De acordo com a PEC das domésticas (Lei Complementar nº 150/2015, art. 1º ) – “Empregado doméstico é aquele que presta serviços de natureza contínua, subordinada, onerosa, pessoal e de finalidade não lucrativa à pessoa ou família, no âmbito residencial destas, por mais de dois dias por semana.”

Já Diarista “[…] é aquele que presta serviço, por conta própria, por até dois dias por semana, à pessoa ou família, no âmbito residencial desta e sem finalidade lucrativa.”

Ou seja, se um(a) diarista prestar serviços domésticos para o(a) mesmo(a) contratante a partir de três dias na mesma semana, considera-se vínculo empregatício, o que o(a) condiciona a reivindicar seus direitos trabalhistas como empregado(a) doméstico(a) e migrar para esta categoria profissional.

E aqui cabe outra ótima pergunta: Qual a diferença entre as atividades destes profissionais?

Bem!

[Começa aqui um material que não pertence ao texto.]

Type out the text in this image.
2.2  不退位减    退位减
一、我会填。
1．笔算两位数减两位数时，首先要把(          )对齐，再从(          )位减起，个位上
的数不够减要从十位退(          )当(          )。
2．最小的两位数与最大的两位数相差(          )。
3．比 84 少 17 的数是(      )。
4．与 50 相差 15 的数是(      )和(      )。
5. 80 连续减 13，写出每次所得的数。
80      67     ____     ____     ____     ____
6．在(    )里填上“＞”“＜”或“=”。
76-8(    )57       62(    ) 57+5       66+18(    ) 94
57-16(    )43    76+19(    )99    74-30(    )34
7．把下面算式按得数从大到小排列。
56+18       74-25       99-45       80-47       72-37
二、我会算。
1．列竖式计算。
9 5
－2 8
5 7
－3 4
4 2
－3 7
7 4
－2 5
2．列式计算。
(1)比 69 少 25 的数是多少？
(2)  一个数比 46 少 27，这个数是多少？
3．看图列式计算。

Para que fique claro, primeiramente, faz-se necessário compreender os direitos trabalhistas de ambas as categorias o que, por sua vez, possibilita  ao(à) contratante, evitar possíveis problemas legais.

Certamente a diferença mais expressiva e já evidente é que empregado(a) doméstico(a) possui o chamado “vínculo empregatício” e presta serviços domésticos de forma contínua, recebendo mensalmente por seus serviços, os quais estão descritos na classificação Brasileira de Ocupações (CBO 5121-05),  que relaciona que estes profissionais – “[…] preparam refeições e prestam assistência às pessoas, cuidam de peças do vestuário como roupas e sapatos e colaboram na administração da casa, conforme orientações recebidas. Fazem arrumação ou faxina e podem cuidar de plantas do ambiente interno e de animais domésticos.”

Por não ser totalmente restrita, para esta lista de afazeres podem ser combinadas alterações que claramente devem ser correlatas e inerentes à função profissional, tratadas previamente entre as partes e minuciosamente descritas no contrato de trabalho, para que assim, evite-se outras/mais solicitações ao(à) profissional que acabem gerando acúmulo de afazeres e funções e desacordo sobre direitos e obrigações, bem como para ambas as partes, processo legal por descumprimento de contrato previamente assinado.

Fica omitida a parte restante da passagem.